Sunday, November 2, 2008

Bushit

The practice of disseminating lies that are so transparent as to be unequivocally recognizable as falsehoods. Named after the forty-third president of the United States, George W. Bush, under whose presidency Bushit emerged as the most common method of communicating policies of dubious merit to the electorate. What the Bush administration discovered was that a majority of the public attends far less to the content of a political message than to manner in which it is delivered. Provided a leader looks presentable, sounds confident, and is sufficiently partisan, he or she can undermine democratic rights, tamper with electoral procedures, ignore constitutional protections, and give voice to lurid nonsense with impunity.

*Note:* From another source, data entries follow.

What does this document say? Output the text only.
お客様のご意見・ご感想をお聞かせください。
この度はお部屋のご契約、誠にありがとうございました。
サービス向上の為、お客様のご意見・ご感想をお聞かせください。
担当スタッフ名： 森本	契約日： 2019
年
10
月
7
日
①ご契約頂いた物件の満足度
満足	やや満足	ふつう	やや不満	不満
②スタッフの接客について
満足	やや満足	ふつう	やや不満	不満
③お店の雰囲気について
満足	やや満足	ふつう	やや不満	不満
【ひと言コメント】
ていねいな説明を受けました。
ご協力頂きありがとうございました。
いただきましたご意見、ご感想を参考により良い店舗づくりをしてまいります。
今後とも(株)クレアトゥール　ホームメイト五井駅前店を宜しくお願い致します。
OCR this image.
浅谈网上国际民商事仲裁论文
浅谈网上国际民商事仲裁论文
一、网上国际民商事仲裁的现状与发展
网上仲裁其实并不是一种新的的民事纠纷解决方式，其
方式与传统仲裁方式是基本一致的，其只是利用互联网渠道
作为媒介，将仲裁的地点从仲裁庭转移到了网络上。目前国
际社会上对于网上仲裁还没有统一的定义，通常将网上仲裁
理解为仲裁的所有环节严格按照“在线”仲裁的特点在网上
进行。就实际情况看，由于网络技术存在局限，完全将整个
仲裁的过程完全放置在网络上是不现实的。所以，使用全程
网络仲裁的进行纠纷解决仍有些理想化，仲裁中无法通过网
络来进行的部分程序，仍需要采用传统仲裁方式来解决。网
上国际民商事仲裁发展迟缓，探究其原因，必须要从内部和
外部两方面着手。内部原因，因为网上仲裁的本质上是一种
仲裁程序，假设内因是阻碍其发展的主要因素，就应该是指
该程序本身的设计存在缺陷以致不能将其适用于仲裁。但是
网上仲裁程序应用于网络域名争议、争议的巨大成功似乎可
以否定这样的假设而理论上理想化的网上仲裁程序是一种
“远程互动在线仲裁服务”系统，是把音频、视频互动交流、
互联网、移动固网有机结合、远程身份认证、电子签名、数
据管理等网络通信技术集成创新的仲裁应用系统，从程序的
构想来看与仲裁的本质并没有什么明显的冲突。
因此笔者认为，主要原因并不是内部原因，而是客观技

Some historians view the advent of Bushit as marking a watershed in the development of political demagoguery. Before Bush, politicians thought it necessary to keep their mendacity within the bounds of plausibility. Even tyrants like Hitler and Stalin grounded their deceits in elaborate fictions designed to convince the populace of their honesty and to justify their worst actions. Their mistake, according to Bushit theory, was to assume that people pay attention to facts, to evidence, to rational argument passionately delivered. Bushitters know otherwise. They lie and cheat openly, and deny the rationality, even the humanity, of whoever disagrees. In this they are invariably supported by those large sections of the media whose commitment to truth is in inverse relationship to the intensity of their political affiliation. Anthony J. Blair, prime minister of Great Britain (1997-2007) became the first European political figure to base his leadership on Bushit principles when he employed fabricated evidence to justify military action against Iraq. He went on to obfuscate many other issues, in a manner that seemed to some observers bizarre, if not whimsical.